她下意识叹了口气,却听齐三齐四声音由远及近。
    齐三:“宁哥!你怎么说走就走了!”
    “人家宁哥见着嫂子被人欺负,”齐四紧接着说,“你没见那大块头欺负嫂子吗!”
    苏渺顿了顿,紧接着看着宁渊歪起头。
    宁渊将头微微侧向了边上。
    于是苏渺又将头歪向另一边,凑近宁渊。
    宁渊睫毛忽闪了两下。
    苏渺缓缓眯眸,拉长声音:“嫂——子?”
    “咳咳。”宁渊虚掩口鼻,故作清嗓缓解尴尬。
    可不等宁渊想到解释的话语,齐三就道:“嫂子你也别害臊了,迟早要过门的,早了晚了都一样!”
    齐四更是附和:“就是!而且我们可就认你一个嫂子!别的都不认!”
    苏渺顿时觉得有些好笑,戏谑道:“怎么?你们宁哥还有别的嫂子?”
    齐三齐四算是被语言的艺术玩明白了。
    就见宁渊一个眼神杀过来,周遭顿时如寒潭一般死寂。
    两人觉得不妙,连忙扯扯笑一前一后原路退了回去,只当这一切都没发生,留下宁渊一个人无奈地面对苏渺。
    宁渊措辞半天,却还是只能在苏渺面前无奈失笑:“我……我是真的只娶你一个人。”
    还以为能听见什么多浪漫的情话,结果就是这个。
    苏渺哭笑不得地看向宁渊,笑他:“你真是……”
    不过也真是宁渊的做派。
    苏渺笑着,从袖袋中取出一个布包给宁渊:“我这可没有这么多锦囊给你装吃的,你就将就一下。”
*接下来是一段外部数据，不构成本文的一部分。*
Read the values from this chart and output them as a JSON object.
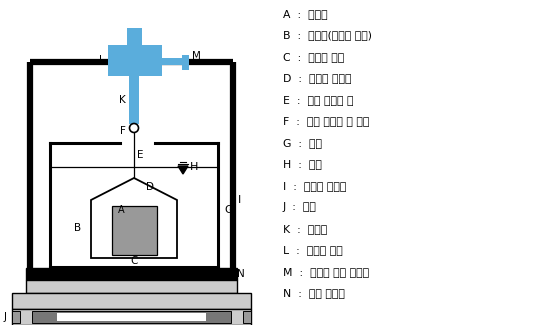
{
  "background": "#ffffff",
  "legend_items": [
    [
      "A",
      "시험편"
    ],
    [
      "B",
      "바구니(다공질 용기)"
    ],
    [
      "C",
      "바구니 밑면"
    ],
    [
      "D",
      "바구니 손잡이"
    ],
    [
      "E",
      "가는 황동선 줄"
    ],
    [
      "F",
      "가는 황동선 줄 고리"
    ],
    [
      "G",
      "수조"
    ],
    [
      "H",
      "수면"
    ],
    [
      "I",
      "스크류 지지대"
    ],
    [
      "J",
      "저울"
    ],
    [
      "K",
      "스크류"
    ],
    [
      "L",
      "스크류 몸체"
    ],
    [
      "M",
      "스크류 조정 손잡이"
    ],
    [
      "N",
      "수조 받침대"
    ]
  ],
  "blue_color": "#5aaddc",
  "gray_color": "#aaaaaa",
  "dark_gray": "#777777",
  "black": "#000000",
  "light_gray": "#cccccc",
  "mid_gray": "#999999"
}
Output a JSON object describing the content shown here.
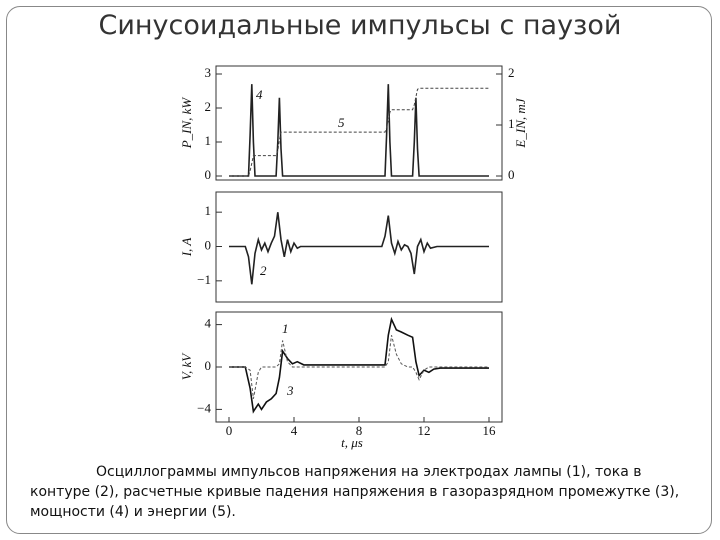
{
  "slide": {
    "title": "Синусоидальные импульсы с паузой",
    "caption": "Осциллограммы импульсов напряжения на электродах лампы (1), тока в контуре (2), расчетные кривые падения напряжения в газоразрядном промежутке (3), мощности (4) и энергии (5)."
  },
  "chart_data": [
    {
      "type": "line",
      "ylabel": "P_IN, kW",
      "y2label": "E_IN, mJ",
      "x": [
        0,
        1.2,
        1.3,
        1.4,
        1.5,
        1.6,
        2.9,
        3.0,
        3.1,
        3.2,
        3.3,
        9.6,
        9.7,
        9.8,
        9.9,
        10.0,
        11.3,
        11.4,
        11.5,
        11.6,
        11.7,
        16
      ],
      "series": [
        {
          "name": "4",
          "color": "#222222",
          "dash": false,
          "values": [
            0,
            0,
            1.2,
            2.7,
            1.0,
            0,
            0,
            1.0,
            2.3,
            0.8,
            0,
            0,
            1.2,
            2.7,
            1.0,
            0,
            0,
            1.0,
            2.3,
            0.8,
            0,
            0
          ]
        },
        {
          "name": "5",
          "color": "#444444",
          "dash": true,
          "axis": "y2",
          "values": [
            0,
            0,
            0.1,
            0.25,
            0.4,
            0.4,
            0.4,
            0.5,
            0.7,
            0.86,
            0.86,
            0.86,
            0.95,
            1.1,
            1.25,
            1.3,
            1.3,
            1.4,
            1.55,
            1.7,
            1.72,
            1.72
          ]
        }
      ],
      "xlim": [
        0,
        16
      ],
      "ylim": [
        0,
        3
      ],
      "yticks": [
        0,
        1,
        2,
        3
      ],
      "y2lim": [
        0,
        2
      ],
      "y2ticks": [
        0,
        1,
        2
      ]
    },
    {
      "type": "line",
      "ylabel": "I, A",
      "x": [
        0,
        1.0,
        1.2,
        1.4,
        1.6,
        1.8,
        2.0,
        2.2,
        2.4,
        2.6,
        2.8,
        3.0,
        3.2,
        3.4,
        3.6,
        3.8,
        4.0,
        4.2,
        4.4,
        4.8,
        9.4,
        9.6,
        9.8,
        10.0,
        10.2,
        10.4,
        10.6,
        10.8,
        11.0,
        11.2,
        11.4,
        11.6,
        11.8,
        12.0,
        12.2,
        12.4,
        12.8,
        16
      ],
      "series": [
        {
          "name": "2",
          "color": "#222222",
          "dash": false,
          "values": [
            0,
            0,
            -0.3,
            -1.1,
            -0.2,
            0.2,
            -0.1,
            0.1,
            -0.15,
            0.1,
            0.3,
            1.0,
            0.2,
            -0.3,
            0.2,
            -0.15,
            0.1,
            -0.05,
            0,
            0,
            0,
            0.3,
            0.9,
            0.1,
            -0.2,
            0.15,
            -0.1,
            0.05,
            0,
            -0.2,
            -0.8,
            0,
            0.2,
            -0.15,
            0.1,
            -0.05,
            0,
            0
          ]
        }
      ],
      "xlim": [
        0,
        16
      ],
      "ylim": [
        -1.5,
        1.5
      ],
      "yticks": [
        {
          "value": -1,
          "label": "−1"
        },
        0,
        1
      ]
    },
    {
      "type": "line",
      "ylabel": "V, kV",
      "xlabel": "t, μs",
      "x": [
        0,
        1.0,
        1.3,
        1.5,
        1.8,
        2.0,
        2.3,
        2.6,
        2.9,
        3.1,
        3.3,
        3.6,
        3.9,
        4.2,
        4.6,
        5,
        9.6,
        9.8,
        10.0,
        10.3,
        10.6,
        11.0,
        11.3,
        11.5,
        11.7,
        12.0,
        12.3,
        12.6,
        13,
        16
      ],
      "series": [
        {
          "name": "1",
          "color": "#111111",
          "dash": false,
          "values": [
            0,
            0,
            -2,
            -4.2,
            -3.5,
            -4,
            -3.3,
            -3,
            -2.5,
            -1,
            1.5,
            0.8,
            0.3,
            0.5,
            0.2,
            0.2,
            0.2,
            3,
            4.5,
            3.5,
            3.3,
            3,
            2.8,
            0.5,
            -0.8,
            -0.3,
            -0.5,
            -0.2,
            -0.1,
            -0.1
          ]
        },
        {
          "name": "3",
          "color": "#555555",
          "dash": true,
          "values": [
            0,
            0,
            -0.3,
            -3,
            -0.5,
            0,
            0,
            0,
            0,
            0.3,
            2.5,
            0.5,
            0,
            0,
            0,
            0,
            0,
            0.5,
            3,
            1.2,
            0.3,
            0,
            0,
            -0.5,
            -1.2,
            -0.3,
            0,
            0,
            0,
            0
          ]
        }
      ],
      "xlim": [
        0,
        16
      ],
      "ylim": [
        -5,
        5
      ],
      "yticks": [
        {
          "value": -4,
          "label": "−4"
        },
        0,
        4
      ],
      "xticks": [
        0,
        4,
        8,
        12,
        16
      ]
    }
  ]
}
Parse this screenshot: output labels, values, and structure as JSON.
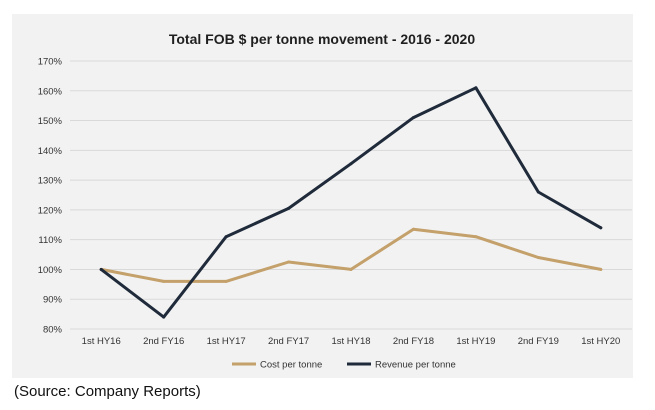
{
  "chart_data": {
    "type": "line",
    "title": "Total FOB $ per tonne movement - 2016 - 2020",
    "categories": [
      "1st HY16",
      "2nd FY16",
      "1st HY17",
      "2nd FY17",
      "1st HY18",
      "2nd FY18",
      "1st HY19",
      "2nd FY19",
      "1st HY20"
    ],
    "series": [
      {
        "name": "Cost per tonne",
        "color": "#c4a06a",
        "values": [
          100,
          96,
          96,
          102.5,
          100,
          113.5,
          111,
          104,
          100
        ]
      },
      {
        "name": "Revenue per tonne",
        "color": "#1f2a3a",
        "values": [
          100,
          84,
          111,
          120.5,
          135.5,
          151,
          161,
          126,
          114
        ]
      }
    ],
    "ylim": [
      80,
      170
    ],
    "yticks": [
      "80%",
      "90%",
      "100%",
      "110%",
      "120%",
      "130%",
      "140%",
      "150%",
      "160%",
      "170%"
    ],
    "xlabel": "",
    "ylabel": "",
    "grid": true,
    "legend_position": "bottom"
  },
  "source_note": "(Source: Company Reports)"
}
    宁渊打开布包,看见里面装着满满一包蜜饯和果干。
    对这些,宁渊确实不甚了解,光看着也看不明白,于是也没多想就往嘴里塞进去。
    取出第一块,塞进嘴里。
    “梅干?”宁渊尝了尝,但紧接着又品出了些别的味道。
    梅干的酸,上来便激活了嘴里所有的味蕾,而在酸意遍布之后,又悄无声息地将梅肉蜜渍的甜意从舌根晕开。
    可紧接着,随着咀嚼,宁渊又尝到了里面还有些十分有嚼劲的东西,在齿间顽皮地彰显着存在感。
    “里面是……?”宁渊问。
    苏渺笑笑:“用琼脂粉,麦芽糖,木薯粉还有果酱一起做的软糖。”
    “软糖?”宁渊觉得这有些意思,又送进了嘴一颗。
    可这会儿他却发现,原本应该出现的弹牙竟转而成了韧劲,再细细一品……
    原是另一种梅子!
    但这个宁渊却并不陌生:“乌梅?”
    “聪明,”苏渺点了下宁渊的鼻子,“这都能尝出来。”
    苏渺这一包果干,其实基本上都是些宫宴甜点多的材料。
    主料便是软糯的去核梅干,夹心嘛,包括但不限于果酱所制的软糖,用来煮茶的乌梅,九制陈皮,甚至还有山楂糕。
    ——从前苏渺便最爱用这些打发时间解馋。
    说着,苏渺又想到了什么,随即神色略微黯淡下来,重新摸向袖袋:“还有这个。”
    就见苏渺又拿出一个布袋:“我约莫是没机会与沈令书说上话了,你得了机会便将这个替我转交给她。”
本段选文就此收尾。